The goal is to reduce the time it takes to introduce new combination tuberculosis treatments from as long as a quarter-century to as few as six years. The CPTR encourages innovative matchups of pharmaceutical companies, including testing promising combinations of individual tuberculosis drug candidates from different companies early in the development pipeline.

The approval process for MenAfriVac, a vaccine developed to protect against meningococcal meningitis, is a model of such efficiency. Repeated epidemics across Africa's 'meningitis belt' created an urgency for large-scale introduction of the vaccine. In early 2010, following a review supported by Health Canada, the Drugs Controller General of India authorized the vaccine for export and use. Just three months later, the World Health Organization gave its stamp of approval—something that often takes a year or longer.

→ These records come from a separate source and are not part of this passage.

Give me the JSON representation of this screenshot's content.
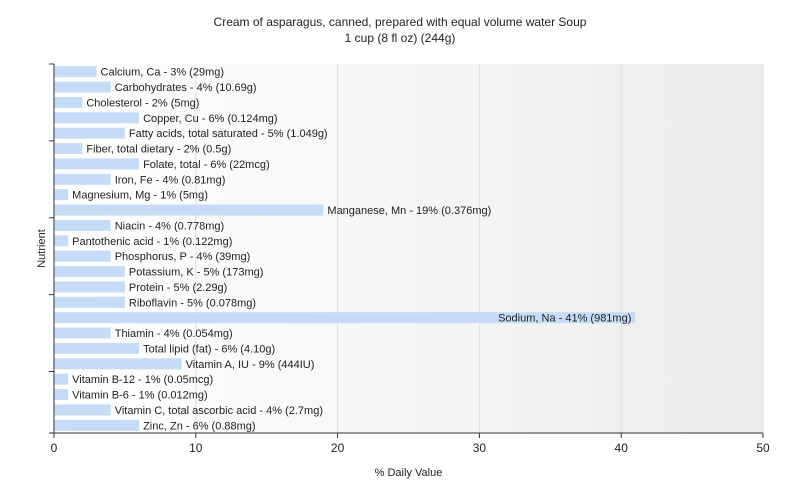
{
  "chart_data": {
    "type": "bar",
    "orientation": "horizontal",
    "title": "Cream of asparagus, canned, prepared with equal volume water Soup",
    "subtitle": "1 cup (8 fl oz) (244g)",
    "xlabel": "% Daily Value",
    "ylabel": "Nutrient",
    "xlim": [
      0,
      50
    ],
    "xticks": [
      0,
      10,
      20,
      30,
      40,
      50
    ],
    "grid": true,
    "bar_color": "#c6dcf6",
    "categories": [
      "Calcium, Ca",
      "Carbohydrates",
      "Cholesterol",
      "Copper, Cu",
      "Fatty acids, total saturated",
      "Fiber, total dietary",
      "Folate, total",
      "Iron, Fe",
      "Magnesium, Mg",
      "Manganese, Mn",
      "Niacin",
      "Pantothenic acid",
      "Phosphorus, P",
      "Potassium, K",
      "Protein",
      "Riboflavin",
      "Sodium, Na",
      "Thiamin",
      "Total lipid (fat)",
      "Vitamin A, IU",
      "Vitamin B-12",
      "Vitamin B-6",
      "Vitamin C, total ascorbic acid",
      "Zinc, Zn"
    ],
    "values": [
      3,
      4,
      2,
      6,
      5,
      2,
      6,
      4,
      1,
      19,
      4,
      1,
      4,
      5,
      5,
      5,
      41,
      4,
      6,
      9,
      1,
      1,
      4,
      6
    ],
    "labels": [
      "Calcium, Ca - 3% (29mg)",
      "Carbohydrates - 4% (10.69g)",
      "Cholesterol - 2% (5mg)",
      "Copper, Cu - 6% (0.124mg)",
      "Fatty acids, total saturated - 5% (1.049g)",
      "Fiber, total dietary - 2% (0.5g)",
      "Folate, total - 6% (22mcg)",
      "Iron, Fe - 4% (0.81mg)",
      "Magnesium, Mg - 1% (5mg)",
      "Manganese, Mn - 19% (0.376mg)",
      "Niacin - 4% (0.778mg)",
      "Pantothenic acid - 1% (0.122mg)",
      "Phosphorus, P - 4% (39mg)",
      "Potassium, K - 5% (173mg)",
      "Protein - 5% (2.29g)",
      "Riboflavin - 5% (0.078mg)",
      "Sodium, Na - 41% (981mg)",
      "Thiamin - 4% (0.054mg)",
      "Total lipid (fat) - 6% (4.10g)",
      "Vitamin A, IU - 9% (444IU)",
      "Vitamin B-12 - 1% (0.05mcg)",
      "Vitamin B-6 - 1% (0.012mg)",
      "Vitamin C, total ascorbic acid - 4% (2.7mg)",
      "Zinc, Zn - 6% (0.88mg)"
    ]
  }
}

Equity investments in biopharmaceutical startups are another way global health is seeking to move beyond the traditional model of drug development. In September, the Gates Foundation announced an investment in Atreca, a California-based startup with a technology that may form a broad platform for the discovery and development of antibody-based vaccines, therapeutics and diagnostics. Initially, Atreca will focus initially on three diseases—tuberculosis, HIV and malaria—that disproportionately affect people in the developing world. We also recently announced an equity investment in Genocea Biosciences, a Massachusetts-based biotech that is working on technology to quickly identify T cell antigens that induce broader and more powerful immune responses than existing vaccine antigens. Particularly promising is an early-stage candidate for an affordable pneumococcal vaccine that provides broad coverage against bacterial strains.

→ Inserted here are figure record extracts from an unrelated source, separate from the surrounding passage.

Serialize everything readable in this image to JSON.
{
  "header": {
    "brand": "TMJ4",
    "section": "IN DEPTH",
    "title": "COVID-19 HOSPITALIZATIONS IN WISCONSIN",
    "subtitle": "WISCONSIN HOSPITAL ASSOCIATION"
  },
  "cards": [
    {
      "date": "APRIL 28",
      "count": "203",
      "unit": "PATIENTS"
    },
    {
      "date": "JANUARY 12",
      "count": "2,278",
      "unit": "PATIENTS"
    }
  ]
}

Creating and delivering vaccines and drugs for the developing world demands new approaches to discovery, development and the regulatory infrastructure. No single organization alone can accomplish this. Indeed, the Gates Foundation's investment in global health is a small fraction of what pharmaceutical companies invest in R&D. But what we lack in financial resources, we hope to make up for with curiosity unburdened by financial motive, a willingness to take risks, and the capacity to catalyze, convene and advocate on behalf of those who cannot yet do so for themselves on a scale that has never been tested before.